Until last night's improbable win by the Seattle Seahawks over the defending champion New Orleans Saints, expectations were fairly low for the NFC West heading into 2011. In fact, it looked like the St. Louis Rams, with a young, talented quarterback and a few additions of some playmaking talent, had the run of the division next year by default. 

The Rams path to victory next year somehow doesn't seem as easy after yesterday. San Francisco made headlines by landing the offseason's most coveted coaching candidate. Jim Harbaugh takes over a team that has plenty of talent on both sides of the ball, with the one question mark, and it's a big one, being starting QB. Quarterback is the one question facing every team in the division other than the Rams. But outside of that keystone position, those team have enough talent to compete. That does not that they will, but they could. Success for those teams, particularly the 49ers and the Seahawks, hinges on what path they take to address their QB needs. If either team opted to bring in a temporary solution, a veteran game manager type that was good enough to play while a rookie learned the ropes, they could easily top their respective outputs from this season. Hell, Seattle did it yesterday afternoon with Matt Hasselbeck

All of that ups the ante for the Rams, especially head coach Steve Spagnuolo and GM Billy Devaney. For Spagnuolo, fans won't be so tolerant of another season of conservative football. Pete Carroll, as much as we may hate to admit it, took advantage of the opportunities the Saints handed him. As much as I like Spagnuolo, I can't imagine the Rams' head coach pursuing a similar game plan against the Saints. 

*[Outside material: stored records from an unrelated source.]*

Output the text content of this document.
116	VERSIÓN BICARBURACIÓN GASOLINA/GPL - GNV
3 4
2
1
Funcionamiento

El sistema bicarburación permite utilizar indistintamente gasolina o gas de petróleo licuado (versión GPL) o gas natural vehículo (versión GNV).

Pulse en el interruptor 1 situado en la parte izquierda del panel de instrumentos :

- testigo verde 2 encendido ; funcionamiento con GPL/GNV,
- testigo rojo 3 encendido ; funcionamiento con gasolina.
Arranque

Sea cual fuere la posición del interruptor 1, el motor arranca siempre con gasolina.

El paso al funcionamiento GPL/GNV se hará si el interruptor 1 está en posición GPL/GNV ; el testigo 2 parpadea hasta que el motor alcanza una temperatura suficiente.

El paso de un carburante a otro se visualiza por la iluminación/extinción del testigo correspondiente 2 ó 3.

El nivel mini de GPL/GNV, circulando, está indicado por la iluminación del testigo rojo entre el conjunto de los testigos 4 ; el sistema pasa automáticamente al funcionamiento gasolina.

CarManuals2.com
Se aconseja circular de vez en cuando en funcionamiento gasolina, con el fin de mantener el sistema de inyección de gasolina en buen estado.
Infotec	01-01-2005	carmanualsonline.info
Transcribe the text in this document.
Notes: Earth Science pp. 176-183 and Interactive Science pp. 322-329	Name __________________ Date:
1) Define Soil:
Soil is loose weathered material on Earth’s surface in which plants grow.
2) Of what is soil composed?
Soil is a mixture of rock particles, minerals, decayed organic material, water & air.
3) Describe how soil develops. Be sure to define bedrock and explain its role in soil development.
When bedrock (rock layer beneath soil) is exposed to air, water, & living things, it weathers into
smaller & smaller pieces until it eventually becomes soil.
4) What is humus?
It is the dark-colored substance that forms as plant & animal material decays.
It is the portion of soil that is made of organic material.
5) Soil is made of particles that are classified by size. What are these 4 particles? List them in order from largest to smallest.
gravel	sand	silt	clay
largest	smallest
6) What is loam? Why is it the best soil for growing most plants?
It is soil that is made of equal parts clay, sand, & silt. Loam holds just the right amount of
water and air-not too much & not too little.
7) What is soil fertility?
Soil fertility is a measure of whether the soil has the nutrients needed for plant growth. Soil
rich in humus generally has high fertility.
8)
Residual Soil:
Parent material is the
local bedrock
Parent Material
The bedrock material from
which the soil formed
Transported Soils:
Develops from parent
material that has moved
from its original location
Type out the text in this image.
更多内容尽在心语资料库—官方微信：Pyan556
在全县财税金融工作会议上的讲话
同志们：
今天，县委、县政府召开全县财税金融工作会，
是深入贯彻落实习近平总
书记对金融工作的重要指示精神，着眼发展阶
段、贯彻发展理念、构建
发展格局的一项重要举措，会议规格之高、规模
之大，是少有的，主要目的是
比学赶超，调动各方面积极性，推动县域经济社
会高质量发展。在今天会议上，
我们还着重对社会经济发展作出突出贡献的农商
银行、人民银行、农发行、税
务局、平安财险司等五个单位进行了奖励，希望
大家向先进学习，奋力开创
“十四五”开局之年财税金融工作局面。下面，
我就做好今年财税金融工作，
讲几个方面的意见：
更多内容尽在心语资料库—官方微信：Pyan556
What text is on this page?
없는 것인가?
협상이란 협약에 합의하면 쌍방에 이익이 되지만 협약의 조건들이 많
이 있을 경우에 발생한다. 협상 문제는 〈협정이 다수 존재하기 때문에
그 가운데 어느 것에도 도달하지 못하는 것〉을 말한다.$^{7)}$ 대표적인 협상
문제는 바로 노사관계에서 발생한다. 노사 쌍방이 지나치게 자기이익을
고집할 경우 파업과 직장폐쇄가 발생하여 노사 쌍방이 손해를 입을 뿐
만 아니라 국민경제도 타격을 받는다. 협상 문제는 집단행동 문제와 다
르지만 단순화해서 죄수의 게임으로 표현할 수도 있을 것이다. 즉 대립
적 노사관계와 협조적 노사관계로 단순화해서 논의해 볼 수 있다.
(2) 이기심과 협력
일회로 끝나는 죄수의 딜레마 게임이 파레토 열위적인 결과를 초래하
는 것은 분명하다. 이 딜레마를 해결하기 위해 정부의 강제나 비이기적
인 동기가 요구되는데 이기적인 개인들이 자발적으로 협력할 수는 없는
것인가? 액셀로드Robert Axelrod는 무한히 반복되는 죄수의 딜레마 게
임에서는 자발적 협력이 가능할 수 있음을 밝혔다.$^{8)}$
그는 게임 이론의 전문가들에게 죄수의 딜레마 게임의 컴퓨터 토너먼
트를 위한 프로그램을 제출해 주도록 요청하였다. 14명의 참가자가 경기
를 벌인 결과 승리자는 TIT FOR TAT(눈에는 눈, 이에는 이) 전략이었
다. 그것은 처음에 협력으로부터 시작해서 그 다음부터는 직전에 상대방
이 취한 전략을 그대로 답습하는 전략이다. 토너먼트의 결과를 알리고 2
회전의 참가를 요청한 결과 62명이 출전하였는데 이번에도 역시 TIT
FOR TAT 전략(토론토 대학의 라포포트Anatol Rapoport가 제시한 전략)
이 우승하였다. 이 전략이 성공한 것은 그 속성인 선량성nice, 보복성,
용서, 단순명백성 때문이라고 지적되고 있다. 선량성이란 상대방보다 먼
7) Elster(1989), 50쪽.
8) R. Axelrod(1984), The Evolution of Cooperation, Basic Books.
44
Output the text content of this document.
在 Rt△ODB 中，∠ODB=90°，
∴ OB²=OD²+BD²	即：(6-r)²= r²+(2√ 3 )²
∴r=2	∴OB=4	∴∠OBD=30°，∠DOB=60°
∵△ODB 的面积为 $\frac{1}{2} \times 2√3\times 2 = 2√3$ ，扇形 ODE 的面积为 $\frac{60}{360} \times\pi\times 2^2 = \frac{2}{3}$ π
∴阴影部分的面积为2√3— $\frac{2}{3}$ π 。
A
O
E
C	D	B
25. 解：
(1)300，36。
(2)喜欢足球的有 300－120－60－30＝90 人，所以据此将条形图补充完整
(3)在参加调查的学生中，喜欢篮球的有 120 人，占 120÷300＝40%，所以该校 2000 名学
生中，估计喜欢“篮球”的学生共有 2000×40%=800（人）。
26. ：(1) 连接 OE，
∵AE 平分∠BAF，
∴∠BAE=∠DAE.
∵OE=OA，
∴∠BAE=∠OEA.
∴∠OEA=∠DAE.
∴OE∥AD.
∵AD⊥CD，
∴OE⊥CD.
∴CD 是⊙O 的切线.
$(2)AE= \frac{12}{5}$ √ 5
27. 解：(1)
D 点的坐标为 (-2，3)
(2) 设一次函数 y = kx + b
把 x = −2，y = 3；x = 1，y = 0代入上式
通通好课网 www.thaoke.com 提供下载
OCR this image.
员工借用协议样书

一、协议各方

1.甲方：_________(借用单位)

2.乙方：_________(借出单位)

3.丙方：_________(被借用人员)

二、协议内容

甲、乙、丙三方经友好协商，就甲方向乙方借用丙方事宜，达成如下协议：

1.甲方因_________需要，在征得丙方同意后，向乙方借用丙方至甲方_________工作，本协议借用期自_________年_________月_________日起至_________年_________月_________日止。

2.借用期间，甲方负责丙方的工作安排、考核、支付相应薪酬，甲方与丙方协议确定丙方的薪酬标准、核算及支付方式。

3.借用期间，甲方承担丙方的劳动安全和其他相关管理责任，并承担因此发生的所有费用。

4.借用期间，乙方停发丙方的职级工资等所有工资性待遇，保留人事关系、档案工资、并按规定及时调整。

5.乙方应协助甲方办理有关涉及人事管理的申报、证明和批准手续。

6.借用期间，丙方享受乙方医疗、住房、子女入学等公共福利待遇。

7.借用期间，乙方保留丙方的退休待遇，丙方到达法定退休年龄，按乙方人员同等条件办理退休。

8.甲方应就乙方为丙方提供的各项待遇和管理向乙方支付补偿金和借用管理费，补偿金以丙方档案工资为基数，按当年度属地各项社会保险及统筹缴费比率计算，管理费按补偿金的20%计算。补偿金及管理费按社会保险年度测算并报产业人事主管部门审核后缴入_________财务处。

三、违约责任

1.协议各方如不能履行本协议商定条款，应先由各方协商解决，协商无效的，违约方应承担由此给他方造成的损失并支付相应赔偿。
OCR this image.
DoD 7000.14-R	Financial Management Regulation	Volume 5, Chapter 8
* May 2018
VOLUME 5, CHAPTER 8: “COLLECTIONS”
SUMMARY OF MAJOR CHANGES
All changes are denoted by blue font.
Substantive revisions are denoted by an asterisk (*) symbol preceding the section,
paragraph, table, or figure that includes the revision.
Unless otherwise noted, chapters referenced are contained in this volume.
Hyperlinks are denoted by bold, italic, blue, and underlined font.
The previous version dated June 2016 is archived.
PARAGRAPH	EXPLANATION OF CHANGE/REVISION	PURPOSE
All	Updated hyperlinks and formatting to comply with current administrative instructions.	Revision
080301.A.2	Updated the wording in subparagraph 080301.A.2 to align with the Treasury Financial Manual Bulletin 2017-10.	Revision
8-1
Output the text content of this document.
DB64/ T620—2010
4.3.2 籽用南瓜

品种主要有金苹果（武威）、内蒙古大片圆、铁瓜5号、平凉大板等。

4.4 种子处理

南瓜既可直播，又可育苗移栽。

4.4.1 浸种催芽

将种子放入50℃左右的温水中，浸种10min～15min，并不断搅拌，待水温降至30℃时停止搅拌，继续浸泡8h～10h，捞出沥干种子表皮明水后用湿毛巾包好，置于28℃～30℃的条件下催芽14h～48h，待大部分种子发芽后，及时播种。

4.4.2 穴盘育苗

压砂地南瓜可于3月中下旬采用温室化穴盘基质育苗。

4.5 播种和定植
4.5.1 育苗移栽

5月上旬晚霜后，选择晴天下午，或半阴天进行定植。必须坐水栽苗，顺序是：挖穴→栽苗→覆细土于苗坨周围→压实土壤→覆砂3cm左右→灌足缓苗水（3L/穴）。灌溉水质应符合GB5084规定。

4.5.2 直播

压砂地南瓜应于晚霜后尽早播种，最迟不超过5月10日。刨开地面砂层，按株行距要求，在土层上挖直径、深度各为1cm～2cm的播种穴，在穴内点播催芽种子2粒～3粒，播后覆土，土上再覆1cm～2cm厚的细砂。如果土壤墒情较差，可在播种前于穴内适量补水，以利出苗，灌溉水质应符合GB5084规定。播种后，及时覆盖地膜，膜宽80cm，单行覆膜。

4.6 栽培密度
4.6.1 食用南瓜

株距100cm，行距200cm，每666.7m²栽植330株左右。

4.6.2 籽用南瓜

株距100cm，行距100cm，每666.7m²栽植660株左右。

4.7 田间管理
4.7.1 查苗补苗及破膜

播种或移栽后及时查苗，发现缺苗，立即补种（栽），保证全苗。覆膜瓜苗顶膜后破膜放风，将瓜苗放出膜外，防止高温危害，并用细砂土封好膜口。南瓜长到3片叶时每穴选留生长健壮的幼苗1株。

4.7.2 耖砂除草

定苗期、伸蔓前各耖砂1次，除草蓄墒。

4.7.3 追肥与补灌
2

For Devaney, this is his biggest offseason yet. Sure, having the first overall pick in the draft and taking a quarterback carries plenty of franchise-defining risk, but now he has to make the foundation he's built into a competitor, a winner. The Rams' GM has to find playmakers to give the supremely talented Sam Bradford some real weapons and the offense some scoring punch, as well as find players to shore up soft spots on the roster (OLB for example) and provide enough depth so that injuries can't postpone a desperately needed winning season, something the Rams haven't had since 2003. 

A new owner that's as competitive as he is profit-driven (because he knows the two things are inextricably linked) seems like he's afforded his new team more than enough of a grace period. It's unlikely that Stan Kroenke will tolerate another losing season. I can't imagine that the fans will tolerate it either. I won't.